I want to be real for a second here. I’m writing this with only 25 days until my wedding. I’m right in the heights of what is usually a ‘stressful’ and ‘chaotic’ time—last minute planning, everything coming together, absolute busyness and functioning at your fullest capacity. In the first few months of our engagement, I was unable to make myself stop from my own busyness. My life was too loud to seek quietness, too fast to slow down. Hyped up by coffee, but without the awareness of a vibrant feel for the ‘now’. I’ve seen it in myself too; in all my haste, I think I’m making up for time, but it turns out I’m losing it. “Hurry always empties a soul”—Ann Voskamp.
But I discovered something that has completely changed my heart. It has helped me live with healthy perspective now, right in the midst of this chaos. And it was learning to reorient my mind toward the real goal of marriage: not being a bride, but becoming a wife, and preparing for a lifetime with the man I love.

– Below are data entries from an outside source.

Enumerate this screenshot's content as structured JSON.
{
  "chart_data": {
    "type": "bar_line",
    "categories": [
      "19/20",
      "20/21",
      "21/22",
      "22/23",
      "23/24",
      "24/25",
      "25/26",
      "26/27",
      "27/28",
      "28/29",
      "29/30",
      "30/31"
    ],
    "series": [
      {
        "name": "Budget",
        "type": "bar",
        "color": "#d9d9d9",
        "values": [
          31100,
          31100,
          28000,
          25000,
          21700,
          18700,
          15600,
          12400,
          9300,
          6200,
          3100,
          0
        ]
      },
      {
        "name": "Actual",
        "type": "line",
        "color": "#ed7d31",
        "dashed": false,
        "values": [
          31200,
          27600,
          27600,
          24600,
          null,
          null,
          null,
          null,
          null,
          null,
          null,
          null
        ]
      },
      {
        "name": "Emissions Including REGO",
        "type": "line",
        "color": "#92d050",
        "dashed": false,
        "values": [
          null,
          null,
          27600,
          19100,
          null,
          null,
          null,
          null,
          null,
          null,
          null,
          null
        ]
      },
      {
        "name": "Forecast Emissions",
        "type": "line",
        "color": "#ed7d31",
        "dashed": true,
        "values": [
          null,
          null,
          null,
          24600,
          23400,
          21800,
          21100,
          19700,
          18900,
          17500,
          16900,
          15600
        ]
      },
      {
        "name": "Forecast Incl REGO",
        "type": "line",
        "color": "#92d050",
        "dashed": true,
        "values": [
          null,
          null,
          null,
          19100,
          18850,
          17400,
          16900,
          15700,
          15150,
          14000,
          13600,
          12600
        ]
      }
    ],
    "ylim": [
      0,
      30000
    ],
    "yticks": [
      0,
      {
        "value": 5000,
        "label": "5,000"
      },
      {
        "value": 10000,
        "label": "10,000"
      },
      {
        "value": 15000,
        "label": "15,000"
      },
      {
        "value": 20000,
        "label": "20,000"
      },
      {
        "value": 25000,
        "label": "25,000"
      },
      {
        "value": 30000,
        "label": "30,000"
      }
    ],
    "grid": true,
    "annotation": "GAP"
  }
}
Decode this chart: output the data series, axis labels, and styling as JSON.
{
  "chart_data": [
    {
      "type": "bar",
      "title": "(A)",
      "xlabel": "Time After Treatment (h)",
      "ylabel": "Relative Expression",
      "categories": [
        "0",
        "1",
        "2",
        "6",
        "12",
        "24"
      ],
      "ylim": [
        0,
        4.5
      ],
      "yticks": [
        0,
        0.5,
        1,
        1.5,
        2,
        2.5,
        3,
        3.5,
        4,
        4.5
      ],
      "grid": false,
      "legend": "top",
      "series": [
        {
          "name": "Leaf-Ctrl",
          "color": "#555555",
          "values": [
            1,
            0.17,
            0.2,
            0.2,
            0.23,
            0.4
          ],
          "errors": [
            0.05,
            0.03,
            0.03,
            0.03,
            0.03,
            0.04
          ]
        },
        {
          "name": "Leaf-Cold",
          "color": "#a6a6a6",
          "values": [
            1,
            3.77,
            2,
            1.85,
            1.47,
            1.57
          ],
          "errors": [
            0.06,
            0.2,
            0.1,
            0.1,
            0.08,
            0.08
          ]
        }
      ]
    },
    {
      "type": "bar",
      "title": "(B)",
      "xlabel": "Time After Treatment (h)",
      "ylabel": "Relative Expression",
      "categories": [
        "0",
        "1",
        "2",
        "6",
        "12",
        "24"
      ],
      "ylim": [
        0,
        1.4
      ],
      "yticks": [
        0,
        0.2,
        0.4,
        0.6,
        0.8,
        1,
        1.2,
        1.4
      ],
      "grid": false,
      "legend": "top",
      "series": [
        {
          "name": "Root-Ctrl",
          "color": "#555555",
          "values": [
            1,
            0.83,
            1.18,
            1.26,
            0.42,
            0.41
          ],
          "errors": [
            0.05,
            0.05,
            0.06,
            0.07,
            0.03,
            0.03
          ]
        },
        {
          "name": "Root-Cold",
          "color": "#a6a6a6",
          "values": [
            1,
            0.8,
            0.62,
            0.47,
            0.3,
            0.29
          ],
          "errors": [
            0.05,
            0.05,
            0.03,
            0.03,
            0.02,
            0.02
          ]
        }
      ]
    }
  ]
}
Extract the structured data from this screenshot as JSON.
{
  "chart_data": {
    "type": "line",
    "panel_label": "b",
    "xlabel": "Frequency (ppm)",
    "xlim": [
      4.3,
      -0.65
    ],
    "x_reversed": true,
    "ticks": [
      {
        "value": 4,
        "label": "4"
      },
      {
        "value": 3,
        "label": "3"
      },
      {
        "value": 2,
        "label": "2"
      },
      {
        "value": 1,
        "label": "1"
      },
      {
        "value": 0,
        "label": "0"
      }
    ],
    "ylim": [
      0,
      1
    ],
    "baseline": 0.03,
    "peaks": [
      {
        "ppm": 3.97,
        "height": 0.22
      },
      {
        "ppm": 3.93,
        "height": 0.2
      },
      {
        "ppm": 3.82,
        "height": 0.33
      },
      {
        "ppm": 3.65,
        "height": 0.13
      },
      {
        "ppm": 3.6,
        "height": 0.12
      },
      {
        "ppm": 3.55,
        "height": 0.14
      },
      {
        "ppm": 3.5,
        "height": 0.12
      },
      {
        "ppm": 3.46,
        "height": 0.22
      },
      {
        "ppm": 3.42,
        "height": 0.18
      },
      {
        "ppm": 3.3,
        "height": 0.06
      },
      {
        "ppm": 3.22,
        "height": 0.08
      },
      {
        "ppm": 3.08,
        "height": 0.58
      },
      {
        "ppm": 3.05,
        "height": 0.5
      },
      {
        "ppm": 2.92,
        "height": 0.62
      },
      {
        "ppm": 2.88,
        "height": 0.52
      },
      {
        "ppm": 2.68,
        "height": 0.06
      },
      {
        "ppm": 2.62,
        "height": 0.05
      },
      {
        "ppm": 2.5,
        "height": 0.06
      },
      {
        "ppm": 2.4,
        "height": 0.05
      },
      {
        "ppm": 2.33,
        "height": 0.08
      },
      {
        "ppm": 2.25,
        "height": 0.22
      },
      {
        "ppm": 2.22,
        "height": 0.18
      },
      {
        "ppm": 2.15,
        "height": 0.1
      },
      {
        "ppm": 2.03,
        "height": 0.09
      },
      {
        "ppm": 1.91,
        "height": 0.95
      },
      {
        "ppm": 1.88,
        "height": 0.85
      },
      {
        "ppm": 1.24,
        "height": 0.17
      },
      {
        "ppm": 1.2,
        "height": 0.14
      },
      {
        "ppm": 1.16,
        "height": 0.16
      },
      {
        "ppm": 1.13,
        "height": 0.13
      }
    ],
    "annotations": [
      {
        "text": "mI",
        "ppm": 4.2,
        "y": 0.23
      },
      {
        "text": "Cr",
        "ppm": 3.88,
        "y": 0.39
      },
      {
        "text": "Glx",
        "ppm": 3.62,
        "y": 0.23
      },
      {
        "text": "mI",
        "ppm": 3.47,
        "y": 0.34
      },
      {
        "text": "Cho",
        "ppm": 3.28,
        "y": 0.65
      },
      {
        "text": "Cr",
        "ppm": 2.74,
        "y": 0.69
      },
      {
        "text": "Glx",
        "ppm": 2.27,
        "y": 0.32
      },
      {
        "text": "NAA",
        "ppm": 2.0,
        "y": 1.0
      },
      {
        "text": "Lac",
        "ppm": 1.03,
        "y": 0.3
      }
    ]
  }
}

I want to always keep this at the forefront of my mind; weddings are good, but marriage is better. The first day is important, but the choices you make now are better made in light of the last day.
Don’t get me wrong; being a bride is a beautiful thing and it is unspeakably exciting. Even calling them ‘fiancé’ is special! The root of the word ‘fiancé’ simply means ‘future’, so I often just call Camron my ‘future’, a constant reminder of what’s to come. So here’s the thing—when you have a healthy perspective that the end goal of your wedding is the marriage, your heart is liberated to make healthy decisions, both small and large. Time goes fast during engagement, but I encourage you to weigh it down with thankfulness so you can live slowly, presently, appreciating the unique beauty of this time so that you can prepare to love your future-husband fiercely, fully and faithfully. True joy runs deeper than just this one season and will overflow into your marriage.
As a bride, I need to reorient the way I think about my wedding. Being a bride is not the end goal; becoming a wife is! Though I have spent more hours of my life dreaming of being a bride then dreaming of being a wife, now I can say that I’ve honestly spent less time stressing and more time swooning over my future-husband. I have chosen to focus less on the small details of the day and more on my future with Camron. Being a bride is for a short moment in time—being a wife is for the rest of your lives together. The party is over in a few short hours, but that’s when the millions of hours afterward really begin—life living with your best friend and adventure partner, and choosing to fiercely love one another even when it’s really hard.
I choose not to see our wedding day as the finish line, where we sit there on our honeymoon reeling like we’ve just run a marathon. As a bride, I don’t want to hold my breath; I want to breathe deep, to slow down time with presentness, thankfulness and stillness as I prepare to become a wife.